I've had a tough time getting into the summer mind set anyway this year. I definitely missed the early summer mountain bike season, which kind of dissolved into mud thanks to the all too frequent rains of June and July. But August - it really did give me the flavor of summer, with all the heat, sweat, bugs and grit that I'd missed. I did have a 'no faith in humanity' moment early in the month, when someone stole my mtb backpack - with all my tools, pump, first aid kit, camera equipment, etc - out of my car, but that's been the standout negative happening in a basically good month.
The rain did finally let up in August. I only got 4 singletrack rides in during June, and four more in July. Almost all of my rides were longer rail trail trips, where it doesn't matter if the surface is wet or dry. But in August I managed to get in seven singletrack sessions - not a big number by any means, but an improvement. And there were also about a dozen nice road or rail trail rides too, so I managed to get in about 170 miles in the saddle in August. Compare that with July, where the focus was on longer rail trail rides and I managed to total up 223 miles. Hopefully the weather will allow some more mountain biking in the upcoming month - I haven't even been out to ride at Kennerdell this year and would really like to.
|Labor Day weekend ride at Bavington, PA.|
I always take my mountain bike when I go for rail trail rides - because it's my only (working) bike. Sure it's heavy as hell, and it takes a lot of energy to bring it to my top cruising speed of about 15 mph. But the idea behind my pavement riding isn't to go as fast as I can, but to build up fitness and burn those extra calories, so a big heavy bike is just fine. But my father-in-law (a truly good guy) got me an el-cheepo bike at an auction, so I've been fixing it up with the idea that it will be my rail trail bike and I can stop wearing out my knobby tires on the asphalt.
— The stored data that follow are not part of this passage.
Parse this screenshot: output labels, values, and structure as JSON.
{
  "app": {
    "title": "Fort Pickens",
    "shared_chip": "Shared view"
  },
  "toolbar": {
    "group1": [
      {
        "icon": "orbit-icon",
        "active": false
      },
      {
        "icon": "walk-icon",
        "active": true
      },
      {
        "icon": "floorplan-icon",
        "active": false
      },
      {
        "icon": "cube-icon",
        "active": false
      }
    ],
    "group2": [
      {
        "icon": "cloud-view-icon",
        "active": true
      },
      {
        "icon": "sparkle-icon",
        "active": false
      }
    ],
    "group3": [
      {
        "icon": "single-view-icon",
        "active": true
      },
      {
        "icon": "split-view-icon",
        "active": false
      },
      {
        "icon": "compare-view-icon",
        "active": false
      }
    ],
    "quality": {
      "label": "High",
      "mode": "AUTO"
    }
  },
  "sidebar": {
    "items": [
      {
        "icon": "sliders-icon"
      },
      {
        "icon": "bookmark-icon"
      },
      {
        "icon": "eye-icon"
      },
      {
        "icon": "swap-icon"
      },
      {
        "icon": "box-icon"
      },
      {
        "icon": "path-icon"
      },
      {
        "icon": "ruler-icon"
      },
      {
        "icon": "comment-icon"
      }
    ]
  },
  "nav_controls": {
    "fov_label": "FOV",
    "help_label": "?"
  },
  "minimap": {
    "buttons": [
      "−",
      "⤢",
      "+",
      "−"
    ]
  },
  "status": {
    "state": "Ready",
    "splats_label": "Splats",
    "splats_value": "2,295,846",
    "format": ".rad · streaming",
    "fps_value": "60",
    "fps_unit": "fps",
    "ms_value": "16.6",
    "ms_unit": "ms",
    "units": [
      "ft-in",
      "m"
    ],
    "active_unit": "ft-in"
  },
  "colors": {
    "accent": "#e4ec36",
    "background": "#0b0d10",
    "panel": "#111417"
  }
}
This bike is a tank. It's a 26 inch "Stalker" 12 speed - steel framed, mega-cheap. The flimsy wheels are stamped '1989'. The derailleurs are at least Shimano, but they're not a model I've heard of before. I stripped off a mess of ugly plastic dress up parts, which lightened it up a bit, and replaced the ruined tires and tubes with second hand equipment from the basement. It took a couple of days (because I am REALLY not a bike mechanic) but I managed to get both of the derailleurs to shift correctly - and the brakes to work. I plan on putting some narrower, smoother tires on soon but even now it's kind of fun to ride around the neighborhood. It gives me some incentive to try and rehab the 1980's Puch Cavette frame that I've had since I was a teenager...
Another thing about Labor Day is the Oxroast Car Show, sponsored each year by the Glenn Christian Foundation at the Trumbull County Fairgrounds. This is a totally FREE event (free parking, free admission, free midway rides, free music, and a big free ox roast meal) and is the high point of the local car shows. Every year I spend time there and every year it's a lot of fun. This year was no exception - beautiful cars, great weather, and fun with friends and family. I've posted up a couple of pictures of my favorite cars.
|My favorite of the whole show.|
|Really a work of art.|
|Fantastic inside and out.|
Now lets see what September has to offer. Hope everyone who stops in and checks out the blog has a great end to their summer, and a fine start to their autumn.